Le colocataire de l’un et la voisine de l’autre s’envoient en l’air dès leur première rencontre, laissant en face à face les jeunes handicapéEs, qui finissent pas sympathiser. La fille, Sarah, accepte un rendez-vous avec le garçon, Frank qui, tout de suite, envisage de faire l’amour avec elle. Frank avoue être allé voir une travailleuse du sexe pour son anniversaire, ce qui effraie Sarah et c’est, entre autre, là que la série est juste. Il y a une vision genrée sur l’approche de la sexualité. En effet, la demande d’assistance sexuelle, quelle que soit la forme que celle-ci prend, émane essentiellement de mecs handicapés. Elle émane surtout d’un mal dont bien des personnes handicapées sont atteintes : le validisme internalisé. Aussi, lorsque Frank fait des avances à Sarah et que celle-ci le repousse, celui-ci lui dit, furibond, qu’elle ne trouvera jamais de mec prêt à l’embrasser et à avoir des rapports sexuels avec elle. Ainsi, si Frank est un mec handicapé qui perçoit le corps handicapé, son propre corps, comme un corps repoussant, il est aussi un mec, tout court, qui plus est sexiste, et pense donc que Sarah, femme handicapée, devrait se contenter du premier zig qui l’approche.

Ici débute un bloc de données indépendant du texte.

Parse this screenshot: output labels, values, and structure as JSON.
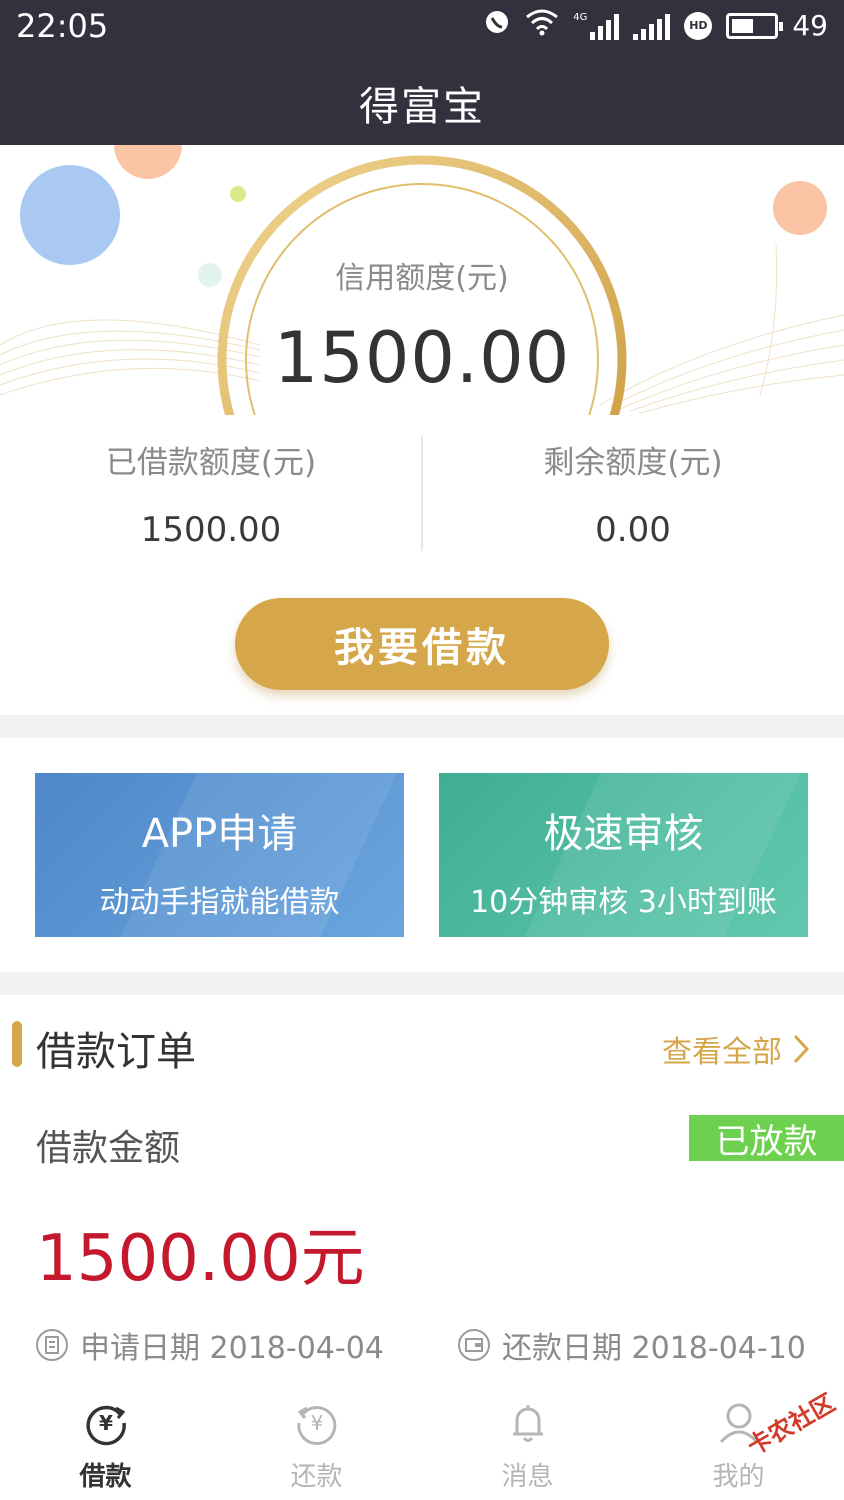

Sarah, elle, refuse de revoir Frank après cette première rencontre violente.

Quelque temps après, elle se rend dans une piscine avec Brandie et, pour les besoins du scénario, elle dit qu’elle ne peut pas nager-ce qui est faux. Une paralysie cérébrale comme la sienne n'empêche pas de nager-. Elle tombe dans l’eau et Elliot, qui y est maître-nageur, la sauve. Je vous la fais courte : après ça, ils finissent par faire l’amour dans les vestiaires. La scène de sexe est filmée; tout comme dans Un mètre vingt, cette scène de sexe est sensuelle. Le corps de Sarah, qui a une scoliose, est beau car il est montré comme tel : un corps beau et désirable. (Pas de censure pour la scène de sexe « mixte » dans ces deux séries. Je me souviens encore du fondu en noir grossier du film espagnol Yo, también, dans lequel la protagoniste valide a du sexe, plutôt compassionnel, avec le protagoniste trisomique 21).

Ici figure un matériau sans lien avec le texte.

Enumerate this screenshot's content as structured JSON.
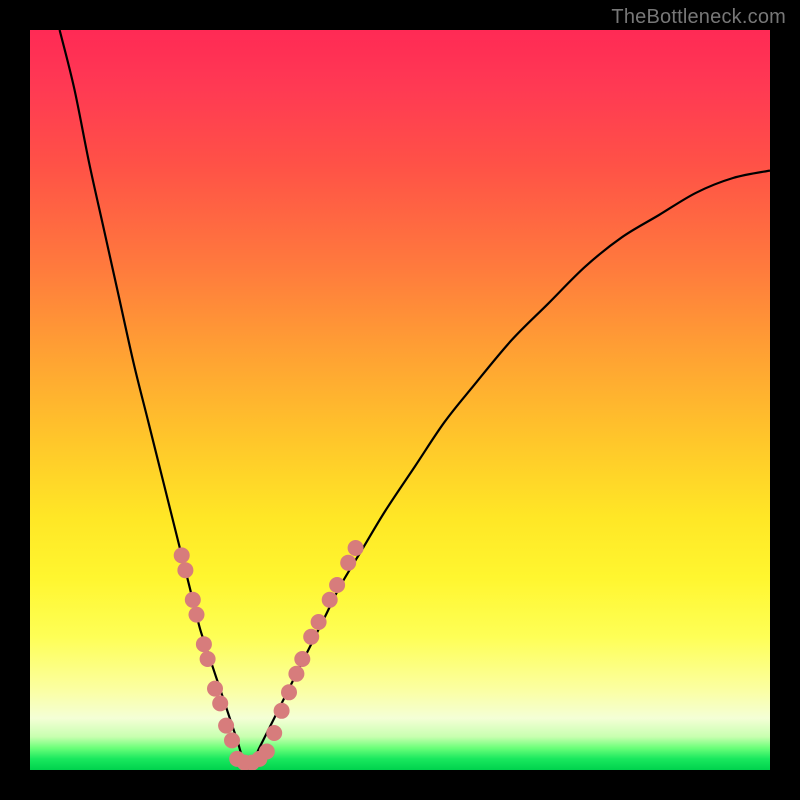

Frank, lui, se masturbe dans une autre scène, en regardant une photo de Sarah. Pas de pudeur dans cette scène, pas de regard voyeuriste non plus. Les représentations sont justes, on vous dit ! Il retourne voir une travailleuse du sexe avec sa bande de potes bien sexistes qui souhaitent que la scène soit filmée mais Frank finit par renoncer réalisant que ses potes sexistes sont aussi, ça va souvent ensemble, validistes et qu'ils cherchent à se moquer de celui qu’ils appellent, ironiquement, « le tombeur ».

La série comporte par ailleurs quelques scènes très drôles, parfois moins drôles, concernant des tests que Frank réalise sur du matériel et accessoires pour un public handicapé.

Pour en revenir à Elliot, après leur premier rapport, il veut poursuivre la relation avec Sarah. Sarah se protège. Elle sait ce qu’une relation valide-handicapée- peut représenter. La question du genre de chacun est aussi cruciale ici. Comment sera perçu leur couple dans une société validiste qui n’imagine pas qu’un beau mec valide puisse sortir avec une belle fille handicapée ? A-t-elle envie de cette relation, d’assumer ces préjugés sur leur couple ? Elle doute d’Elliot : A-t-il, à l’instar du protagoniste de La pitié dangereuse de S. Zweig, de la pitié pour elle. Est-ce ce sentiment qui l’anime ?

Je ne spoile plus… Regardez !

Description d'image : Une photo sur fond rose, dans un angle, un homme racisé à gauche, cheveux longs, t-shirt bi-color regarde une femme racisée, plus âgée, cheveux noirs et longs qui porte un débardeur noir et des jeans. Devant eux, à gauche, un homme en fautueil roulant, portant une casquette et des lunettes.il a un t-shirt bleu rayé et regarde une femme en fauteuil qui est sur le premier plan. Elle est brune, ses cheveux sont attachés, elle regarde la caméra. Elle porte un t-shirt orange et, par dessus, un débardeur à carreaux noir et blanc.